Payment For Repairs To Damaged Vehicle

The person responsible for a given accident is held liable for repairs to the damaged vehicle, even in a no-fault state.

How the claim process works

The owner of the insured vehicle submits a claim. If that same owner were eager to have the necessary repairs completed, then he or she would use a policy’s collision coverage. The same owner would also need to pay the deductible, as per Personal Injury Lawyer in Kitchener.

How a challenge might arise, as the result of a claim

If the owner were to use the collision coverage, then the other driver’s insurance company would need to reimburse the one that had provided the coverage (the owner’s insurance company). Consequently, the adjuster at the agency that was expected to provide the reimbursement might allege that the repairs had been too expensive.

The same challenge could come from the other driver’s insurer, if the vehicle’s owner had chosen to pay out-of-pocket for the repairs. In either case, the person waiting for delivery of reimbursement for money spent on repairs might need to wait longer than he or she had expected.

Steps that follow submission of a claim for repair of property damage

Inspection of vehicle: An adjuster at the insurance company that has received the claim usually carries out such an inspection.

The adjuster looks at the nature of the damage and the extent to which the various parts of the vehicle were harmed. That process is called an assessment of the damage. The owner of the damaged vehicle does not have to limit the extent of any scheduled repair work to an operation that matches with the adjuster’s figure.

The vehicle’s owner should get one or more estimates from different repair shops. Each shop consulted would quote the amount that it would charge for repairing the damage caused by the accident.

The vehicle’s owner does not have to share all of the estimates with the insurance company of the responsible driver. The owner of the insured vehicle would not be carrying out an illegal act, if the shared estimate were the largest of those received.

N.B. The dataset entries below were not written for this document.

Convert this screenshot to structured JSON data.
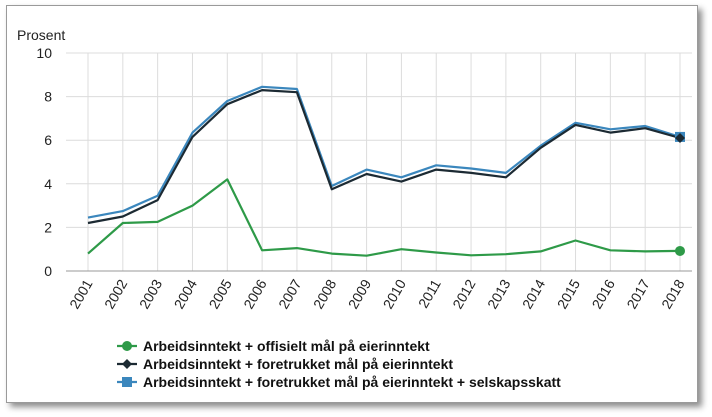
{
  "chart_data": {
    "type": "line",
    "ylabel": "Prosent",
    "ylim": [
      0,
      10
    ],
    "yticks": [
      0,
      2,
      4,
      6,
      8,
      10
    ],
    "grid": true,
    "legend_position": "bottom",
    "categories": [
      "2001",
      "2002",
      "2003",
      "2004",
      "2005",
      "2006",
      "2007",
      "2008",
      "2009",
      "2010",
      "2011",
      "2012",
      "2013",
      "2014",
      "2015",
      "2016",
      "2017",
      "2018"
    ],
    "series": [
      {
        "name": "Arbeidsinntekt + offisielt mål på eierinntekt",
        "color": "#2e9a48",
        "marker": "circle",
        "values": [
          0.8,
          2.2,
          2.25,
          3.0,
          4.2,
          0.95,
          1.05,
          0.8,
          0.7,
          1.0,
          0.85,
          0.72,
          0.77,
          0.9,
          1.4,
          0.95,
          0.9,
          0.92
        ]
      },
      {
        "name": "Arbeidsinntekt + foretrukket mål på eierinntekt",
        "color": "#1c2a33",
        "marker": "diamond",
        "values": [
          2.2,
          2.5,
          3.25,
          6.15,
          7.65,
          8.3,
          8.2,
          3.75,
          4.45,
          4.1,
          4.65,
          4.5,
          4.3,
          5.65,
          6.7,
          6.35,
          6.55,
          6.1
        ]
      },
      {
        "name": "Arbeidsinntekt + foretrukket mål på eierinntekt + selskapsskatt",
        "color": "#3b87bd",
        "marker": "square",
        "values": [
          2.45,
          2.75,
          3.45,
          6.35,
          7.8,
          8.45,
          8.35,
          3.9,
          4.65,
          4.3,
          4.85,
          4.7,
          4.5,
          5.75,
          6.8,
          6.5,
          6.65,
          6.15
        ]
      }
    ]
  }
}
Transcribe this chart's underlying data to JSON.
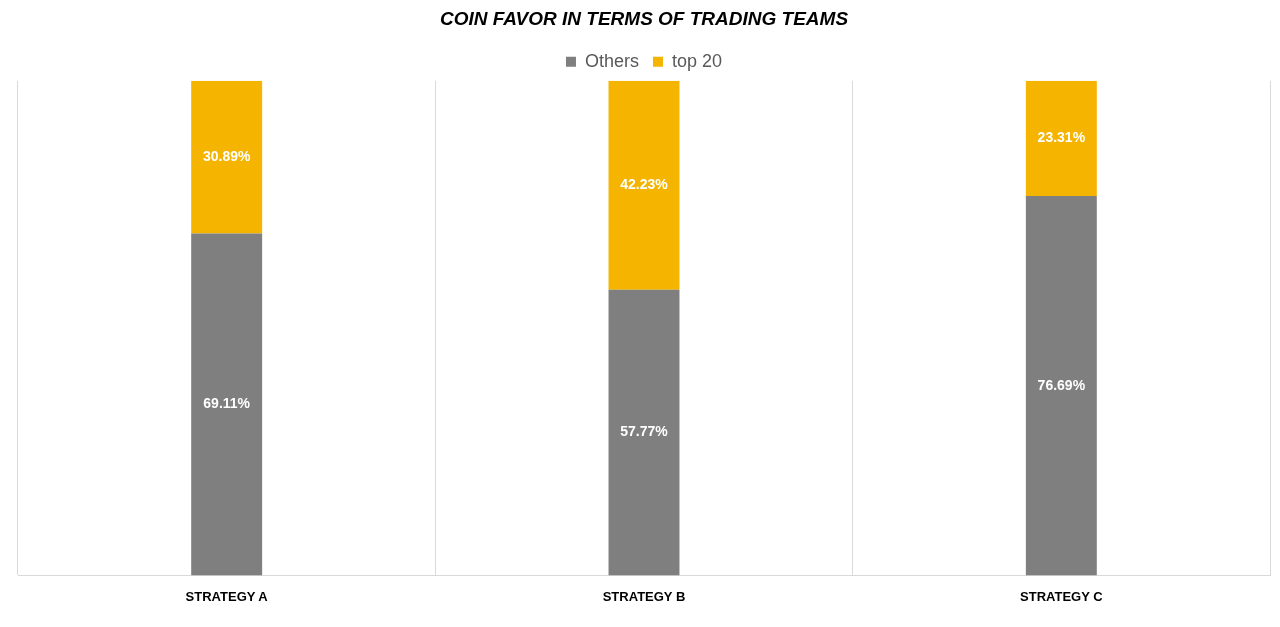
{
  "chart_data": {
    "type": "bar",
    "title": "COIN FAVOR IN TERMS OF TRADING TEAMS",
    "categories": [
      "STRATEGY A",
      "STRATEGY B",
      "STRATEGY C"
    ],
    "stacked": true,
    "ylim": [
      0,
      100
    ],
    "tick_labels": "x",
    "grid": "x",
    "legend": "top",
    "series": [
      {
        "name": "Others",
        "color": "#7f7f7f",
        "values": [
          69.11,
          57.77,
          76.69
        ],
        "value_labels": [
          "69.11%",
          "57.77%",
          "76.69%"
        ]
      },
      {
        "name": "top 20",
        "color": "#f4b400",
        "values": [
          30.89,
          42.23,
          23.31
        ],
        "value_labels": [
          "30.89%",
          "42.23%",
          "23.31%"
        ]
      }
    ]
  }
}
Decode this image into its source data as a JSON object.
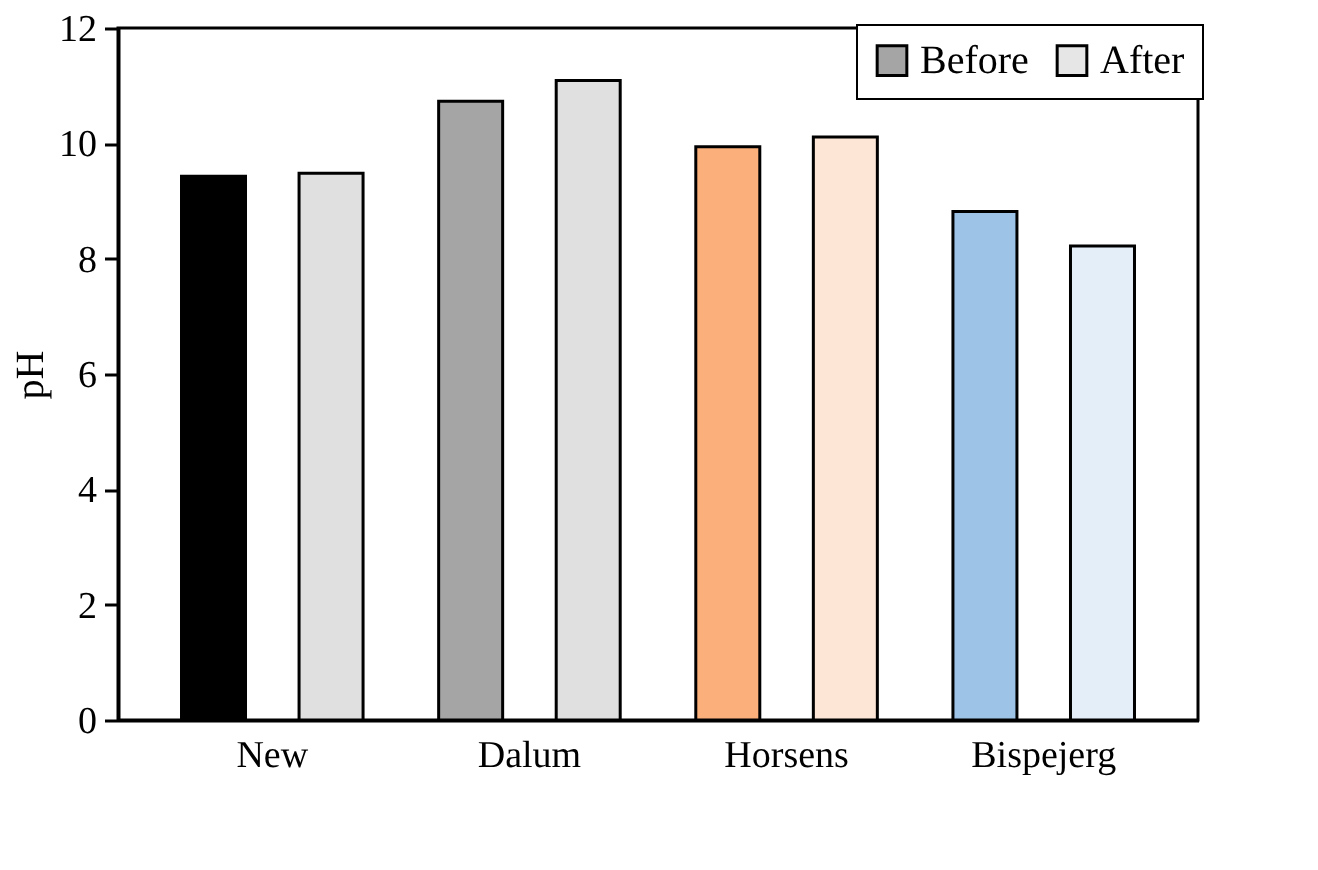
{
  "chart_data": {
    "type": "bar",
    "ylabel": "pH",
    "categories": [
      "New",
      "Dalum",
      "Horsens",
      "Bispejerg"
    ],
    "series": [
      {
        "name": "Before",
        "color": "#a5a5a5",
        "colors": [
          "#000000",
          "#a5a5a5",
          "#fbb07c",
          "#9dc3e6"
        ],
        "values": [
          9.43,
          10.73,
          9.94,
          8.82
        ]
      },
      {
        "name": "After",
        "color": "#e6e6e6",
        "colors": [
          "#e0e0e0",
          "#e0e0e0",
          "#fde6d6",
          "#e3eef8"
        ],
        "values": [
          9.48,
          11.09,
          10.11,
          8.22
        ]
      }
    ],
    "ylim": [
      0,
      12
    ],
    "yticks": [
      0,
      2,
      4,
      6,
      8,
      10,
      12
    ],
    "grid": false,
    "legend": "top right"
  }
}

The owner would have to wait for the money from the responsible driver’s insurer, unless he or she had chosen to pay out-of-pocket. An owner might make that choice, if he or she had received a much smaller estimate from one of the consulted shops.

Keep in mind the fact that someone who has paid out-of-pocket might have to wait a while for the expected reimbursement. As stated earlier, the adjuster might realize that the provided estimate was higher than necessary. That might cause the same adjuster to challenge the accuracy of the estimated figure. Still, the shop’s written statement should verify the figure’s accuracy.